Most of them were in an increasingly hot rotunda to speak against Garrett Benner's proposed conversion of a vacant, three-story warehouse at 18 W. Goepp Street into nine urban lofts with 15' high ceilings. Under the City's new zoning ordinance, residential use is permitted. But Benner, represented by father Dennis, still needed variances. His apartments would be only 867 sq ft, below the 1,200 sq ft minimum. But what really bothered a small army of Goepp Street residents was parking. He proposed 10 spots instead of the 16 required.
Benner explained that he spent $375,000 to buy the old sewing factory building. Because it's in poor condition, with broken windows and a crumbling retaining wall, he's planning on $761,000 in renovations for three apartments on each of three floors. He's already started the exterior work, and told zoners he would be ready for business by October.
But uniformly, neighbors complained about parking. "Dear God in heaven, somebody has to come look at our streets; we have no parking now," exclaimed Lorraine Foulke, who suggested Benner move to the vacant Martin Tower. She accused Benner of "trying to get richer" with 9 apartments. Mark Traupman made the slippery slope argument, asking what would prevent his neighbor from converting his home into a 3-apartment dwelling. Deb Lyons stated the building "needs to be torn down," noting that vandals frequent the abandoned building. "Kids are still gonna' come and break those windows in that alley," she predicted. "I feel sorry for you." Another witness, Helen Lakatos, has photographed people defecating in the alley. "More people equals more noise," she added.
Presenting a petition signed by 105 neighbors opposed to the apartments, Lisa Arechiga noted that her bedroom window faces the parking lot. "Would you want to live with round the clock noise and people literally right outside your bedroom?" she asked.
But Attorney Benner pointedly asked her, "Have you thought about the value of your home if this building is allowed to continue to deteriorate?"

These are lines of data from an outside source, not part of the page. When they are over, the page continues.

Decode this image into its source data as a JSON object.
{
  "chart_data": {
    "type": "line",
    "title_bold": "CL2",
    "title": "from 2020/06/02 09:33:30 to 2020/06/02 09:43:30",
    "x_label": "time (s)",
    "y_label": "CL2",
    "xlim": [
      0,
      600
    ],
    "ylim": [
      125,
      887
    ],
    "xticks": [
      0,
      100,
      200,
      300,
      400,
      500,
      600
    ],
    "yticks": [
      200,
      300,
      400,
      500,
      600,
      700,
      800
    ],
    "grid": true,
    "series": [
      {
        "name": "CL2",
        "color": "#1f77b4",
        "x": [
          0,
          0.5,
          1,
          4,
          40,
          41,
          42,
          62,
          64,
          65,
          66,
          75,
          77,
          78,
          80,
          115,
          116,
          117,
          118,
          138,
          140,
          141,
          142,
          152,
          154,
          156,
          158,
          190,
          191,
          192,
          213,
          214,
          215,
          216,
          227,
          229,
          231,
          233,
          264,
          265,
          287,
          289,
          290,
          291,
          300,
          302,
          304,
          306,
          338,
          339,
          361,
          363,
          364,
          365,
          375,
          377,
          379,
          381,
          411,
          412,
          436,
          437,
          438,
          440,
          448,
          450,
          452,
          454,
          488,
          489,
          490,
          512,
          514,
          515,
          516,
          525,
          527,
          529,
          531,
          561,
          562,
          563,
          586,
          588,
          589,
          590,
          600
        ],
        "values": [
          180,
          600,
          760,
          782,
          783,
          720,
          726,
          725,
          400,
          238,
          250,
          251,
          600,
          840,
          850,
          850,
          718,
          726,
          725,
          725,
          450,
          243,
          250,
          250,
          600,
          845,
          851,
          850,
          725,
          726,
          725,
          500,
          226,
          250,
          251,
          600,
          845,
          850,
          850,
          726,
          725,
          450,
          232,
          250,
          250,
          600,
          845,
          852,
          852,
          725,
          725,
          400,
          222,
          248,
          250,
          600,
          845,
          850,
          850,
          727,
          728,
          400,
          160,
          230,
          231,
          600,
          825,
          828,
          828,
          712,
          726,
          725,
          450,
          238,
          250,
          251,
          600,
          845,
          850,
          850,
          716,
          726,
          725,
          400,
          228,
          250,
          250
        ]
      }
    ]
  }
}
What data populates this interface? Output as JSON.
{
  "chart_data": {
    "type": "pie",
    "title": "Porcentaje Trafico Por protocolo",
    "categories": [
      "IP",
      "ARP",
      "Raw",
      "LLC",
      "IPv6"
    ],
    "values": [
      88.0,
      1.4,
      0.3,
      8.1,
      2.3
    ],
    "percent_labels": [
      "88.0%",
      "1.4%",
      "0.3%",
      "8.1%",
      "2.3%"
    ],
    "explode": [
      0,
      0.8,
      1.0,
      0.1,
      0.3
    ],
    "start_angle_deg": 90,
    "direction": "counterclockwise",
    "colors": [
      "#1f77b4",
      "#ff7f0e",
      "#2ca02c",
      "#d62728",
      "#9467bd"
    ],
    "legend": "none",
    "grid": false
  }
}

"I don't think it would increase it," she conceded.
Benner noted that his son is "willing to spend a lot of money to fix what is a really bad problem. It might be impetus for further redevelopment of the area."
He added that the number of tenants living there was less than the 25-30 people who worked there ten years ago.
After hearing both sides, zoners voted unanimously against the proposal. Benner had told zoners it was economically unfeasible to go with 6 apartments at the site, but is rethinking his options.